Il est nécessaire que ces puissances médiatrices signifient aux Russes et aux Saxons que pour rendre le calme à l’Europe, ils sont obligés d’aider à l’Empereur et au roi Stanislas à les contraindre à abandonner leur injuste invasion.

§ 12

Il est évident que le droit des gens est fondé sur la première règle d’équité : Ne faites point contre votre voisin ce que vous ne voudriez qu’il fît contre vous, s’il était le plus puissant. Or l’Empereur, la tsarine, l’Électeur de Saxe voudraient-ils qu’un voisin plus puissant entrât en armes chez eux, pour les empêcher de se choisir un ministre général à leur gré ? Or ici la France et ses alliés arment pour faire observer le droit des gens, et pourvu qu’ils se tiennent pour leur dédommagement, il est de l’honneur et du devoir des médiateurs de conspirer à cette observation.

SUPPOSITION III

§ 13

Je suppose que ces puissances médiatrices déclarent la même chose à la France, et qu’elles se mettront du côté de celui qui acceptera leur proposition.

§ 14

Je dis que cette médiation sera acceptée de la France, qui n’a armé que pour faire rendre justice à la Pologne ; et que l’Espagne et la Sardaigne ses alliés seront par conséquent forcés de l’accepter, et de se contenter de partager le Milanais à proportion de leur dépense.

Éclaircissement

§ 15

1o Il est certain que la France sera contente d’avoir obtenu la liberté et la délivrance de la Pologne, et justice entière pour le roi Stanislas : puisqu’elle n’avait que ce but dans la guerre qu’elle a entreprise.

§ 16

2o Il est certain qu’ayant déclaré qu’elle ne veut profiter en rien de son armement, il est extrêmement de son intérêt de faire cesser une guerre qui lui est si onéreuse.

§ 17

3o Il est certain qu’elle pourra avec honneur dire à ses alliés : J’ai plus fait de dépenses que vous, et vous seuls en profitez ; je ne veux pas engager mes sujets à une plus longue guerre, mais je demeure garante de la conservation de vos États.

§ 18

4o On voit que c’est la force des puissances médiatrices qui forcera ainsi l’Empereur et la France, et par conséquent leurs alliés respectifs, d’accepter la paix à ces conditions, qui paraîtront très équitables aux personnes désintéressées.

§ 19

5o De là il suit qu’il faut que les médiateurs signifient la même chose aux Russes et aux Saxons.

§ 20

6o De là il suit que les flottes des médiateurs doivent entrer dans la Baltique avec des galiotes à bombes et quelques troupes de débarquement, pour menacer les ports de Russie.

§ 21

7o De là il suit qu’il serait à souhaiter que les Suédois et les Prussiens fussent du nombre des médiateurs, pour menacer d’entrer les uns en Russie, les autres en Saxe.

§ 22

8o De là il suit que ces médiateurs devraient viser à trouver les moyens de n’avoir plus dorénavant des médiations si coûteuses, et par conséquent à procurer l’établissement de la Diète européenne.

§ 23

9o De là il suit qu’il faut obtenir de l’Empereur et de ses alliés, de la France et de ses alliés, un lieu de congrès, une suspension d’armes, ou une trêve pour signer ces conditions.

§ 24

10o De là il suit que si les puissances médiatrices ne font pas ces propositions équitables, et qu’au lieu d’entrer dans la Baltique, elles font entrer leurs flottes dans la Méditerranée, elles courent risque2 de perdre leur commerce avec l’Espagne et avec la France, de faire durer la guerre et de tripler leur dépense.

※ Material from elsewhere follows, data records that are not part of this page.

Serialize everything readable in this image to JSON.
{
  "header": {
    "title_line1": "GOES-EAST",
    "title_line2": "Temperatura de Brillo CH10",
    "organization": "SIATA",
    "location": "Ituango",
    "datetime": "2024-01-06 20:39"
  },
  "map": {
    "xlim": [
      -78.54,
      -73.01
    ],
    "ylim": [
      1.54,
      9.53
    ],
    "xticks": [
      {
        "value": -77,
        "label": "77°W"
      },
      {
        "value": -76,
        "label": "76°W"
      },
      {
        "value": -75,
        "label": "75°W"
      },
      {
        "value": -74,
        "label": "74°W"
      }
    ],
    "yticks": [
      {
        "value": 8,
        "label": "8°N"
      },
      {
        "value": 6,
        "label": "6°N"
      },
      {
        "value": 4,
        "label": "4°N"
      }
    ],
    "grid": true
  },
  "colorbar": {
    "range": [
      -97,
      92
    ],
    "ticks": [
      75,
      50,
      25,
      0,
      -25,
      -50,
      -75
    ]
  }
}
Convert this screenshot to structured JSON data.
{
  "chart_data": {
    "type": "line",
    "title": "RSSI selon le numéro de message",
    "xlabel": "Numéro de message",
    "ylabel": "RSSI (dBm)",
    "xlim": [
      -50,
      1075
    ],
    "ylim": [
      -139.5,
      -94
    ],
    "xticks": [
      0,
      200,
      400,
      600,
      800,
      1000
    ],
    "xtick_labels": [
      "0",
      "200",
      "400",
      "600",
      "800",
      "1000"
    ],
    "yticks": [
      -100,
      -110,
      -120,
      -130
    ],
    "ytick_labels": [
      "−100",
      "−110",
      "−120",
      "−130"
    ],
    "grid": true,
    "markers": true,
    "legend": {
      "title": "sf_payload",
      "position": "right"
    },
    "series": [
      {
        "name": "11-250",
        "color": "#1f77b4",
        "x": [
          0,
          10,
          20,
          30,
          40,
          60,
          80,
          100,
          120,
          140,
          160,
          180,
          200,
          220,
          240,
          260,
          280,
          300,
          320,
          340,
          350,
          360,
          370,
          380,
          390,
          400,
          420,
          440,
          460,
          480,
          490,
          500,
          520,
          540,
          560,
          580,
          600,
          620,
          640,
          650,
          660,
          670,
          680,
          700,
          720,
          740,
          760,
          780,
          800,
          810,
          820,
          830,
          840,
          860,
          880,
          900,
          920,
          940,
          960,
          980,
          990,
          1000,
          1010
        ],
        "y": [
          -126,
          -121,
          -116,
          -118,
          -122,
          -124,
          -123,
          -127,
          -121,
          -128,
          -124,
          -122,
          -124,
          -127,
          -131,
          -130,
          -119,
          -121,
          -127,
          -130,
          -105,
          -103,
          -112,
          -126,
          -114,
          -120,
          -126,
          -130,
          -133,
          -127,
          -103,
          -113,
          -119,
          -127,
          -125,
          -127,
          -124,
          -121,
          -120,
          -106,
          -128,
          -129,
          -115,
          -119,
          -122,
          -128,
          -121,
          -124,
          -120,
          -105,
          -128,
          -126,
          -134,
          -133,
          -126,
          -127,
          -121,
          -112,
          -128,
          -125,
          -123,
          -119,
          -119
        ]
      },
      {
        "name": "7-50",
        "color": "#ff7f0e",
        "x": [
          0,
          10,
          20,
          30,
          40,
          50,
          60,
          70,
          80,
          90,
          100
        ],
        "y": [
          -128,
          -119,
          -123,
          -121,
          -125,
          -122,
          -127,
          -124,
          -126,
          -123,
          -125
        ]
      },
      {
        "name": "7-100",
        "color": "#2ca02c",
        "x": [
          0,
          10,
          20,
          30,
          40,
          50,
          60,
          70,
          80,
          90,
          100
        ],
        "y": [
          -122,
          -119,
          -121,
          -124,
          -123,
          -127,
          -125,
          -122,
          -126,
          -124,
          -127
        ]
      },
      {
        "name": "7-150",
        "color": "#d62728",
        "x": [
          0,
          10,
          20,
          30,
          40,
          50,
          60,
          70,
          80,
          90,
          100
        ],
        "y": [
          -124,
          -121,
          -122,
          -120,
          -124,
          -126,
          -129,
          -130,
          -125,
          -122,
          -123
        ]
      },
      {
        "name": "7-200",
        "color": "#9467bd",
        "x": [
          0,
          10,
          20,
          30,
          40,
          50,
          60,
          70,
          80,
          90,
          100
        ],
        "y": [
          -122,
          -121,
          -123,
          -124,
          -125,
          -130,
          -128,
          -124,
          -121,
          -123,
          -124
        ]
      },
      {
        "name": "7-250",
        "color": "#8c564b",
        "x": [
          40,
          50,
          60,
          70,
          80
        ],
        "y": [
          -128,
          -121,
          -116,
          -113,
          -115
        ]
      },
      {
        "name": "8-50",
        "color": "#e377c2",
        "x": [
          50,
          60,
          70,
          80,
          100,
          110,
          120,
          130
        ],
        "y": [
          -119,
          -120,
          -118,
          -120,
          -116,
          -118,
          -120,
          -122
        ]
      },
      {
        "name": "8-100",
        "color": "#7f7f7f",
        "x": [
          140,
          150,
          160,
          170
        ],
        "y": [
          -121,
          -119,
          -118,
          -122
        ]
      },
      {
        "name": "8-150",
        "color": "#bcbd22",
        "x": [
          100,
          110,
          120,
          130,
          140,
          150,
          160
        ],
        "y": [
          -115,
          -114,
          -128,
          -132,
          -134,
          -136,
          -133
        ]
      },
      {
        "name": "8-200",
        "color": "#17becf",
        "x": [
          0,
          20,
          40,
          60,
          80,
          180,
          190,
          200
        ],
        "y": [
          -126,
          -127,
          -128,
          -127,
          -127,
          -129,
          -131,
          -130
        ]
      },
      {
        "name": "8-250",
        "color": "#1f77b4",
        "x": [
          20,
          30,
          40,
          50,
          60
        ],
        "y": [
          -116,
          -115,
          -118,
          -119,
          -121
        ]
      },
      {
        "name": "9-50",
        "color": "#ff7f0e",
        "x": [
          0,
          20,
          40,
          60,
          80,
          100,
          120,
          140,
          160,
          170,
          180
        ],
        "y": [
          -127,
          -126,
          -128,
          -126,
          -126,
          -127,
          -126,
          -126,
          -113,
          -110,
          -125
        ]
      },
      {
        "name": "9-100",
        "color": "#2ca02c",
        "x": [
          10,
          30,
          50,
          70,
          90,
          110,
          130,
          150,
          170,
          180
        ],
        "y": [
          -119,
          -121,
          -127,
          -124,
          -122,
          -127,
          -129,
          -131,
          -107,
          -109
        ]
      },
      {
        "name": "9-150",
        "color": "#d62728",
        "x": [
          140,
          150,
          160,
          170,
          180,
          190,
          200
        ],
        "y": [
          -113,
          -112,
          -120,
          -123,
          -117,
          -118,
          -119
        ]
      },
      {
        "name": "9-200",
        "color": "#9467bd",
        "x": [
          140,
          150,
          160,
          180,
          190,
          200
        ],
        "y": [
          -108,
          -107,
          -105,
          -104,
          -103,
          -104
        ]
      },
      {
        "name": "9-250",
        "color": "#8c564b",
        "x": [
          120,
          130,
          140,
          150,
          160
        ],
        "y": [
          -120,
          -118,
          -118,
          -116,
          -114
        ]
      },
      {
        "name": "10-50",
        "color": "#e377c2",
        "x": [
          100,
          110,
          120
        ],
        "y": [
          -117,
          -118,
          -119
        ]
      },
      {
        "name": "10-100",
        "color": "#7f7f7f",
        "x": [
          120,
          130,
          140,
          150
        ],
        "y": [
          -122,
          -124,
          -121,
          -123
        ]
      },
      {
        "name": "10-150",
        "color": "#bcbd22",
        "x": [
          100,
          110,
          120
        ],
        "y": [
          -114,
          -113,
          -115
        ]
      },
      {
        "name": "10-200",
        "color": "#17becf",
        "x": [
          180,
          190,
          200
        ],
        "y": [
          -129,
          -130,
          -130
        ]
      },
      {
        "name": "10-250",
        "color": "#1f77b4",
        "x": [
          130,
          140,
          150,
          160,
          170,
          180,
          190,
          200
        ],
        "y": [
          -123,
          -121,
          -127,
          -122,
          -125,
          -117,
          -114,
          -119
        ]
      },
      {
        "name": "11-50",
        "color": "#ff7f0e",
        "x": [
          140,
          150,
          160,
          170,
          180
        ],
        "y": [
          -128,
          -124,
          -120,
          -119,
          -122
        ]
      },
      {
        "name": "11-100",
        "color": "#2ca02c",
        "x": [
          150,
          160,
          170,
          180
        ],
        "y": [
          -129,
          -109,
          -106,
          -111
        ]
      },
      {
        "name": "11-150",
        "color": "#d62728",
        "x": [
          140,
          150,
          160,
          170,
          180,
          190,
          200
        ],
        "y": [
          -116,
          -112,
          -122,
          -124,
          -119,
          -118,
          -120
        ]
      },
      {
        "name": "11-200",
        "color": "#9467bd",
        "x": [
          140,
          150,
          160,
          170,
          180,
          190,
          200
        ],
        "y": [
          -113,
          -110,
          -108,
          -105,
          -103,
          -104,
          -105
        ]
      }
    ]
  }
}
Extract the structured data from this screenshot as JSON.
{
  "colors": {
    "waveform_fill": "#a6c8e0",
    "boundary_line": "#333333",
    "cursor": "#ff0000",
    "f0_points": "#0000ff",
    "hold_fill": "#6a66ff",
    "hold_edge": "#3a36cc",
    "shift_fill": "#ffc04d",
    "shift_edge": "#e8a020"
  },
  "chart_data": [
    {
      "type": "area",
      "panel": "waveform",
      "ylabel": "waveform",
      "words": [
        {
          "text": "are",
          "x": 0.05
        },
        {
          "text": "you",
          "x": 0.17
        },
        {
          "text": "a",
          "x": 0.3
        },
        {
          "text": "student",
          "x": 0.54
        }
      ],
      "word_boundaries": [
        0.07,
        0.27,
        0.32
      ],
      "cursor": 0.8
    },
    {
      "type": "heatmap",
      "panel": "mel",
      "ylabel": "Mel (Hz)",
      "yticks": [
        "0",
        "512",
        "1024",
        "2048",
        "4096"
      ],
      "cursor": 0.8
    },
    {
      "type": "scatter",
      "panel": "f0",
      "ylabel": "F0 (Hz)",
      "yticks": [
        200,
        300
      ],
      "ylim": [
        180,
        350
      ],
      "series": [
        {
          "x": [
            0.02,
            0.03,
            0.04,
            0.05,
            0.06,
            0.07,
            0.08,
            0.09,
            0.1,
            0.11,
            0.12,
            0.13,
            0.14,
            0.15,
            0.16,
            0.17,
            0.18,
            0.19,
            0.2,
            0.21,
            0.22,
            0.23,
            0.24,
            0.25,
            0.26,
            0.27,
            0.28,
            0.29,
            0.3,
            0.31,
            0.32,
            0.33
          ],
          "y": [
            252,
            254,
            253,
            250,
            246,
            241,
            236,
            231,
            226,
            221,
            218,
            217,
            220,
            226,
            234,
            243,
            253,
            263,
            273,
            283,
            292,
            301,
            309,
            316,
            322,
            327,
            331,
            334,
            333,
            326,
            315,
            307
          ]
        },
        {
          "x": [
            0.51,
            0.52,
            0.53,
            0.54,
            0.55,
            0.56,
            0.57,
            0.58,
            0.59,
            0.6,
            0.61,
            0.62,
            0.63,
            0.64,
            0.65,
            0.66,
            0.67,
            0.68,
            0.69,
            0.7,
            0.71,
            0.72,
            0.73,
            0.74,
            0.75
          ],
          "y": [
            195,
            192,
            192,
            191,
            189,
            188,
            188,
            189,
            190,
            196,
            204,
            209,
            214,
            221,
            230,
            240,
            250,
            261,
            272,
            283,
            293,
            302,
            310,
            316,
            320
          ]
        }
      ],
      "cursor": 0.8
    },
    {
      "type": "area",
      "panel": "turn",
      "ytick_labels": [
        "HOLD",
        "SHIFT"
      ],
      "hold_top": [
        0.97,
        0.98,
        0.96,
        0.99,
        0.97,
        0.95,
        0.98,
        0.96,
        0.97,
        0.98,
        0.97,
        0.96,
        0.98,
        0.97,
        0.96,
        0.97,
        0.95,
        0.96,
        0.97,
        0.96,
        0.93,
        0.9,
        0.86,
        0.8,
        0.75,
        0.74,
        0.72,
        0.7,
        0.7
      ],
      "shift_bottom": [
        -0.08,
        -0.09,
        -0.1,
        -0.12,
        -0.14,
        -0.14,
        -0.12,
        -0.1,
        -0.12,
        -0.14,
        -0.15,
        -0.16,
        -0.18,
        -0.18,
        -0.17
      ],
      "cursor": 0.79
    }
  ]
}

1.La mort d’Auguste II de Pologne le 1er février 1733 va déclencher la guerre dite de Succession de Pologne. La France, qui soutient l’élection de Stanislas Leszczyński, déclare, le 10 octobre 1733, la guerre à l’Autriche et à la Russie qui ont envahi la Pologne pour imposer Auguste III sur le trône. Le roi de France, fin 1733, a obtenu le soutien de la Sardaigne pour l’aider à s’emparer du Milanais (traité de Turin, septembre 1733), l’alliance de l’Espagne et de la Bavière, la neutralité des Provinces-Unies, de l’Angleterre, de la Suède, du Danemark, de Venise. Début 1734, Stanislas attend dans la forteresse de Dantzig, pilonnée par l’artillerie russe, les secours français.
2.Sur cet emploi sans article, voir l’expression courir risque de la vie, art. « Risque » (Académie, 1718).